Further RBA rate cut, to 2%, likely

Chris Timms
Chris Timms
The Reserve Bank of Australia is likely to cut its lending rate again this year to 2%, which is expected to boost an already booming Australian housing market.

RBA governor Glenn Stevens this week reduced the cash rate to 2.25%, which is a record low since the Reserve Bank gained independence and started targeting inflation in the 1990s.

The New Zealand cash rate remained at 3.5% last week but Reserve Bank governor Graeme Wheeler said the next move could be up or down.

Craigs Investment Partners broker Chris Timms said the Australian cash rate had been steady for 17 months before Tuesday's decision, the longest-equal period of rate stability since an 18-month run in the mid-1990s.

Money market traders had bet on a cut, pricing in a 60% chance of rates falling this month, although only seven out of 29 economists surveyed by Bloomberg forecast the move.

The statement by Mr Stevens revealed a desire to lower the already falling currency was the main factor behind the move away from rate stability, Mr Timms said.

''On the [Australian] dollar, the central bank noted it had declined `noticeably' against a rising greenback but by less against a basket of currencies.
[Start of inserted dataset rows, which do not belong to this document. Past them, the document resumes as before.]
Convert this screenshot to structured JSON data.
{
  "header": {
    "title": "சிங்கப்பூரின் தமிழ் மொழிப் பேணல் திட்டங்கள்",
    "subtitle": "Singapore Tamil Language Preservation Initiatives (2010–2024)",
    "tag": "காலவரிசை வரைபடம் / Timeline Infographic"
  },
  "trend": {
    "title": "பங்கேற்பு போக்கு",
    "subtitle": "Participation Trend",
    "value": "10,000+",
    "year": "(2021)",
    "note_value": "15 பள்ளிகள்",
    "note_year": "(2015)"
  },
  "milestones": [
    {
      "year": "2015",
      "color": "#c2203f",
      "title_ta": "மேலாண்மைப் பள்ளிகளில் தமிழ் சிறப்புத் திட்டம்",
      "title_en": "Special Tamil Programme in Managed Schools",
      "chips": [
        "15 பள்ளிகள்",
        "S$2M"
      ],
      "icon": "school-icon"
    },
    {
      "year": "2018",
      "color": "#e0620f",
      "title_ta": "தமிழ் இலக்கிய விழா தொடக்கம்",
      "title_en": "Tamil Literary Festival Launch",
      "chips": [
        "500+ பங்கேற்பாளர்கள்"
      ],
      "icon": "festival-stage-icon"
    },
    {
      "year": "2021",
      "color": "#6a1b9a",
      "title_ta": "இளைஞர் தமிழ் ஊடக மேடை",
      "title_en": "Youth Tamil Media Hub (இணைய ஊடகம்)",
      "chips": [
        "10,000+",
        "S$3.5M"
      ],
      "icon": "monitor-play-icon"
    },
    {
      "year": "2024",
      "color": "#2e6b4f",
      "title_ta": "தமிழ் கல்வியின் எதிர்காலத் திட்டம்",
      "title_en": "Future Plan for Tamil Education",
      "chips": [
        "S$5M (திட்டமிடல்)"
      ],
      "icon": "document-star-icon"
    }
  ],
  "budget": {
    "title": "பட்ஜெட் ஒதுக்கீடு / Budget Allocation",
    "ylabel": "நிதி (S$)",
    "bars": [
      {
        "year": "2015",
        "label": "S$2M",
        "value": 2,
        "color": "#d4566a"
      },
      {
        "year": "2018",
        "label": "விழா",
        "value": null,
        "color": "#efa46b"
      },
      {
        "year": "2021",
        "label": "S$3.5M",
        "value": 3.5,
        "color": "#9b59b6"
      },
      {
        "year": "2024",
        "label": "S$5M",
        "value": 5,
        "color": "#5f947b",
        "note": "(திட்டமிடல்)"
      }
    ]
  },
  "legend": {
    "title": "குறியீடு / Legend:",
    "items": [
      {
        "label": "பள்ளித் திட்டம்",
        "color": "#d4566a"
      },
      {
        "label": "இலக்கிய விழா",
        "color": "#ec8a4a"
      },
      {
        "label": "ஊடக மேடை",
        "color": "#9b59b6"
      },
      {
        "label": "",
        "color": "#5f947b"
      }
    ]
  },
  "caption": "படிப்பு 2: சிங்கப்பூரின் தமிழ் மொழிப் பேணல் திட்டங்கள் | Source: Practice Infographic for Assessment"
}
It remains above most estimates of its fundamental value, particularly given the significant falls in key commodity prices.''

Mr Stevens said a lower exchange rate was likely to be needed to achieve balanced growth in the economy.

He got his wish, as the Australian dollar fell more than US1.5c (NZ2.02c) after his announcement.

HSBC Australia-New Zealand chief economist Paul Bloxham said the next rate cut to 2% would probably be in May.

While the rate cut would boost an already booming housing market, it was likely to encourage the Australian dollar to fall further.

A housing bubble in the Sydney market was a key risk to the medium-term outlook.

The statement the cut was motivated by the RBA's view domestic demand was ''overall quite weak'' was surprising, Mr Bloxham said.

A range of indicators had generally shown conditions had been improving in recent months, including building approvals, employment, credit growth and underlying inflation.

''What is less clear is whether the rate cut will lift business confidence,'' Mr Bloxham said.

Mr Stevens noted in December it was not the cost of money being high which was constraining the hiring and investment decisions of businesses, Mr Bloxham said.

Lower rates vindicated the market's pricing and helped to keep downward pressure on the Australian dollar, which should support local growth, he said.